A 1/48 or even a 1/35 tank of that scale would be a good place to start in Armor modeling. I am just finishing up a 1/72 scale Tank by Revel as my first foray into Armor modeling. I would not recommend 1/72 scale as a beginners kit as many of the parts are quite small and not easy to work with. My current project is a Leopard 2 A4 Tank while overall a nice kit some of the parts namely the treads gave me a few problems. but it did turn out quite nice. I will be postins pics soon.

AZmodeler
John

*Let Your Imagination Soar*


----------



## Jafo (Apr 22, 2005)

i go for 1/48 armor myself. MUCH cheaper and still has lots of detail. also the size makes it easier to display without taking up too much room.


----------



## kit-junkie (Apr 8, 2005)

AZbuilder said:


> A 1/48 or even a 1/35 tank of that scale would be a good place to start in Armor modeling. I am just finishing up a 1/72 scale Tank by Revel as my first foray into Armor modeling. I would not recommend 1/72 scale as a beginners kit as many of the parts are quite small and not easy to work with.

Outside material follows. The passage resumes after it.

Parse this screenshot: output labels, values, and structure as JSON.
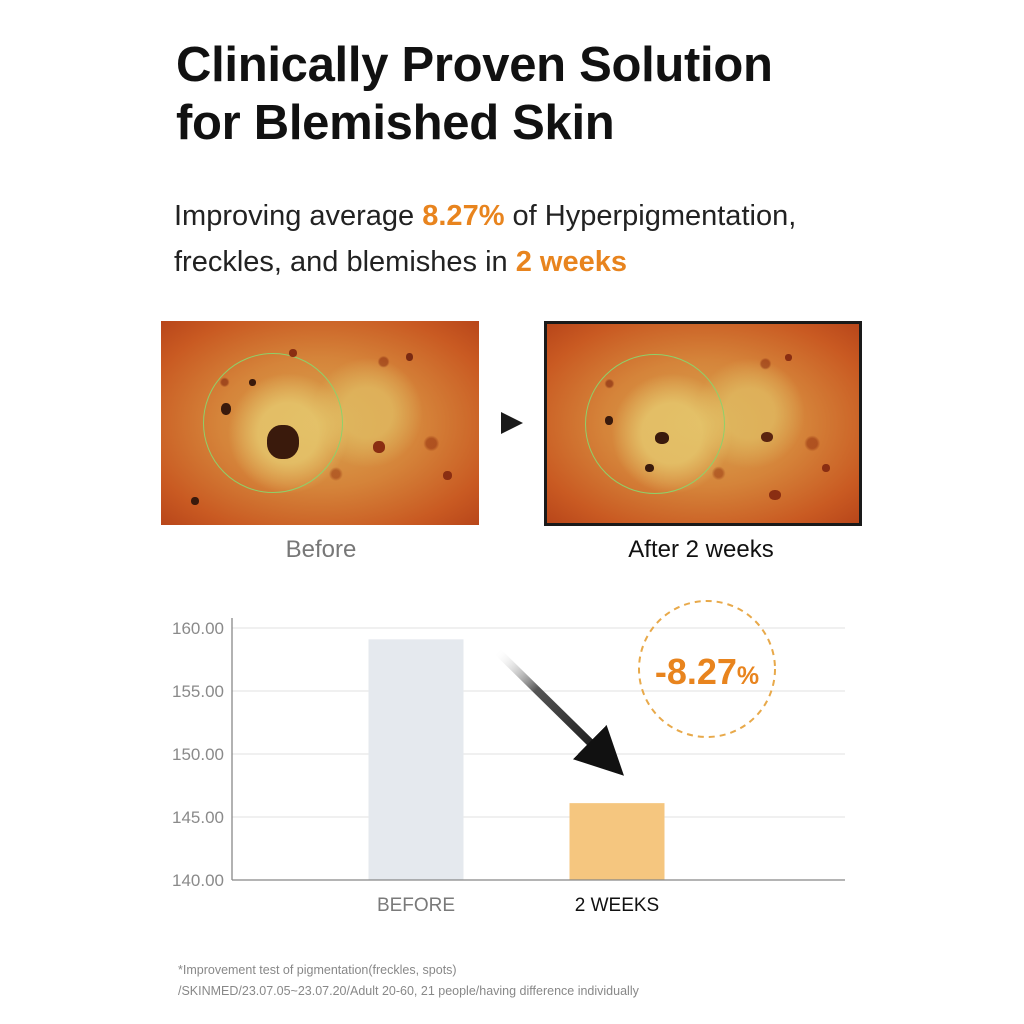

Amen to that. My first armor (?) kit was the 1/72 Hasegawa Leopold. It was a challenging kit, to say the least. Some of the parts were very tiny and some of the assembly was pretty difficult.

Isn't 1/35 the most common scale?


----------



## Roguepink (Sep 18, 2003)

1/35 is the easiest scale for armor. Lots available from Dragon, Tamiya, etc. Much more forgiving than 1/72 (my chosen scale) and, usually, easier to build. It IS more expensive per kit.


----------



## Iggyiam (Apr 30, 2008)

can you guys give me any links to painting guides. My great grandfather was a tank commander in ww2 but i cant find any info on him would love to do a t-34 with his info on it


----------



## djnick66 (May 2, 2008)

Iggyiam said:


> can you guys give me any links to painting guides. My great grandfather was a tank commander in ww2 but i cant find any info on him would love to do a t-34 with his info on it


http://www.battlefield.ru/ (site down for maint) is really helpful.

Most Russian tanks were overall a medium green shade, so painting is pretty easy. Unless there is a reason to believe it was camo painted, I'd go green. Markings were often minimal... just a white number.


----------